I also started at a young age, 12 years old riding my dad's trail 55 Honda. My first bike was a Suzuki 120 I paid $200 for in 1970. I also did a LOT of "dumb" things, but survived so far. Now at 65 I'm riding my 1979 Yamaha XS11 SF, and have over 1 million miles on two wheels.
My first real motorcycle was also a 1969 Honda CL-90 (had previously owned a lawn mower engine mini bike) I bought the Honda for $75 in 1972 the rear hub was trashed the rubber inserts for the cush drive had worn out causing the dividers in the hub to break I learned a lot about motorcycle repair and riding from that little Honda (little to me now) . 48 years later the love of and passion for motorcycles is still there!
I wish I had started riding as a young man as you did. The knowledge of our invincibility as a teen will often allow for more of the "learning lessons" you described. Once we gain age and supposedly the wisdom to not attempt the things you describe, the opportunity can be gone. I have wheelied and jumped bicycles, but have never intentionally done so on a motorcycle. At age 63, I have missed a lot, but am glad to still be riding!
Awesome article and pictures from your past! As a young boy (11 or 12) 50 years ago I loved riding a little Honda motorcycle (don't recall model, only 2 speed I think?) around my uncles lawn. It was fast enough to learn on, and especially on wet grass it taught us how to and how not to turn quickly or speed in corners. As an adult I have owned several motorcycles mostly dirt bikes used just as pleasure rides. Still own my 1970 Kawasaki Big Horn.
Great article. Growing up I rode a 1968 Honda CT 70. 13-16 years of age. It represented freedom for me at that time. Then my car came. A new love.

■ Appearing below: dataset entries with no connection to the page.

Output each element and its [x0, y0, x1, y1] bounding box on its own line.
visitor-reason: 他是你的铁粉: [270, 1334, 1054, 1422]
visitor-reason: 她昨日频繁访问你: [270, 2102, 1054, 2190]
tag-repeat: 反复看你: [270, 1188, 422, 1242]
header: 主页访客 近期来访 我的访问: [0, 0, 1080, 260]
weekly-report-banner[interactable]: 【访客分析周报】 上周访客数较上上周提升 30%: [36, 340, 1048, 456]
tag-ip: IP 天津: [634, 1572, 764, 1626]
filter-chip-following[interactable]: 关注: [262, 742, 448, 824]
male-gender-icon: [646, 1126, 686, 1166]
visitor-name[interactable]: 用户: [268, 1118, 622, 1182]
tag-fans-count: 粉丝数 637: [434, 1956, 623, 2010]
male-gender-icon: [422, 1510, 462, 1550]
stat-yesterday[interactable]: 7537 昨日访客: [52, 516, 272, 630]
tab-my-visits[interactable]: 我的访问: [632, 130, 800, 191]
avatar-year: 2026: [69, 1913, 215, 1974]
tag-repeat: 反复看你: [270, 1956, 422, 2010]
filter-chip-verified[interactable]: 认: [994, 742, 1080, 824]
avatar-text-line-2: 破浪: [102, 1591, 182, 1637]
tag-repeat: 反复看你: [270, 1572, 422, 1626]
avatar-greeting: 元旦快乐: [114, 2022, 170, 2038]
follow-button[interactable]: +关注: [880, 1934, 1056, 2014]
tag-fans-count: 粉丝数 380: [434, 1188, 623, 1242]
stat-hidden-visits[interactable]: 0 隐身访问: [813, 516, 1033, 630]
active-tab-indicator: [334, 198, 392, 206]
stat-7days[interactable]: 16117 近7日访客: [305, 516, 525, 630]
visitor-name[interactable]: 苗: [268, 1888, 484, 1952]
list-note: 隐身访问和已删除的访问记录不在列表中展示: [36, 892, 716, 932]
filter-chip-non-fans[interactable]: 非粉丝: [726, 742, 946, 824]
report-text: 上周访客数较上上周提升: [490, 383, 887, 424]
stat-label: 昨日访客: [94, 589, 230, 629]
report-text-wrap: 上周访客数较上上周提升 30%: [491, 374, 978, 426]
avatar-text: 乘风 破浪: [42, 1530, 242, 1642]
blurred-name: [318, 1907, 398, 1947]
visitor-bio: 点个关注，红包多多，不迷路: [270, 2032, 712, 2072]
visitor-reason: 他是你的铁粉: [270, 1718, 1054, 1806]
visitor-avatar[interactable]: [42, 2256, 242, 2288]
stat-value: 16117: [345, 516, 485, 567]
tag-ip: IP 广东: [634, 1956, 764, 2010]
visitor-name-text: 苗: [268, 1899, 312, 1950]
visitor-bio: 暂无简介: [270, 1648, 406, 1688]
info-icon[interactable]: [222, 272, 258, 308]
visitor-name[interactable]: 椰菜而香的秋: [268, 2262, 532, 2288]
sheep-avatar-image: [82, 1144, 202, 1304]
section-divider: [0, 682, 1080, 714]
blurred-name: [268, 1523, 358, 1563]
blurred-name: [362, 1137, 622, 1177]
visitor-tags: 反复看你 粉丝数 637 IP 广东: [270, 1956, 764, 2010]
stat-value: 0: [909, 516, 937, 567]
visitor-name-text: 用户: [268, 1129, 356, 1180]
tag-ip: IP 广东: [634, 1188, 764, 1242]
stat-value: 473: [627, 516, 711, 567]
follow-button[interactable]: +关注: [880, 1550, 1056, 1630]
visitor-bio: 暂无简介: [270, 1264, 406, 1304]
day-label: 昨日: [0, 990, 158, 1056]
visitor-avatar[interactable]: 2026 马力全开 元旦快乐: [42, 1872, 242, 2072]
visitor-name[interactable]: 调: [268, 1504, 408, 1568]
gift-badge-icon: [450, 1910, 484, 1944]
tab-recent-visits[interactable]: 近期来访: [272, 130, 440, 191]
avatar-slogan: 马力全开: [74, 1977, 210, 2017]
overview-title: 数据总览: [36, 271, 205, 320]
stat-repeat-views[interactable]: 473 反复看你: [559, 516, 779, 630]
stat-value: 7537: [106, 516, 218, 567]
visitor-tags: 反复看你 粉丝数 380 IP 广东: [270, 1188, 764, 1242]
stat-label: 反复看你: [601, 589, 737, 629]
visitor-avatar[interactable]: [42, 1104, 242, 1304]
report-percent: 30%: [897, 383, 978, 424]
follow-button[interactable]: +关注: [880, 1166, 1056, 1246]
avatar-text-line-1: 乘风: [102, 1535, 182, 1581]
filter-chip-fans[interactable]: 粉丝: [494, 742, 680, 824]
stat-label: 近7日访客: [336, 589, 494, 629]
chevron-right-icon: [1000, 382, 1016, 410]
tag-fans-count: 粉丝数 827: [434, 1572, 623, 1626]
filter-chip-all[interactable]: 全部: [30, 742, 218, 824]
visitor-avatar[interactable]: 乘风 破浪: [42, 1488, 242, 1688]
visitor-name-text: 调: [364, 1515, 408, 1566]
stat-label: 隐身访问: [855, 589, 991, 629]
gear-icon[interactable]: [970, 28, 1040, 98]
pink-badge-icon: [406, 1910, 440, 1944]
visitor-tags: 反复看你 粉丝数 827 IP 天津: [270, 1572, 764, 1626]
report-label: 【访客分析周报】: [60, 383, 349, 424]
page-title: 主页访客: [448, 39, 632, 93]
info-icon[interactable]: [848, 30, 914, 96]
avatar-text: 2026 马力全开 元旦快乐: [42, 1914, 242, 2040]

The CT-70 sat for 20 years, then It came into my hands again....mice all through it. All I did was clean up the carb, and taped up the electrical lines and after about 5 kicks it started. My face, I’m sure lite up again with pure pressure. I’m now teaching my 3 kids how to Ride and the Honda. It just keeps going and going. Amazing. Thanks.
Fun article. I started on a Yamaha DT2 at age 20. Oh the lessons...
"There are three kinds of men. The one that learns by reading. The few who learn by observation. The rest of them have to pee on the electric fence for themselves." - Will Rogers
I started out with a Yamaha 60 and quickly graduated to a Honda 160 twin. About 1968 I crashed into an Olds and nearly died. Since I have had close to 50 Motorcycles, all of them I have enjoyed for over Half a Million Miles. I loved hearing your story. Even in Old Age I still have a Modified 1200 Sportster.
Nice article. I too learned a ton from my early motorcycle experiences. When I was 12 I begged my Dad to let me buy the neighbor's Kawasaki 90. I remember pushing it home, not knowing anything about motorcycles, memorizing the owners manual, waiting semi-patiently for my Dad to buy oil, gas and a spark plug, getting it running for the first time, then figuring out how to make it go. I had some help from the neighbor kid I bought it from, but I didn't give up and learned to ride it, and take care of it. It was a ton of fun.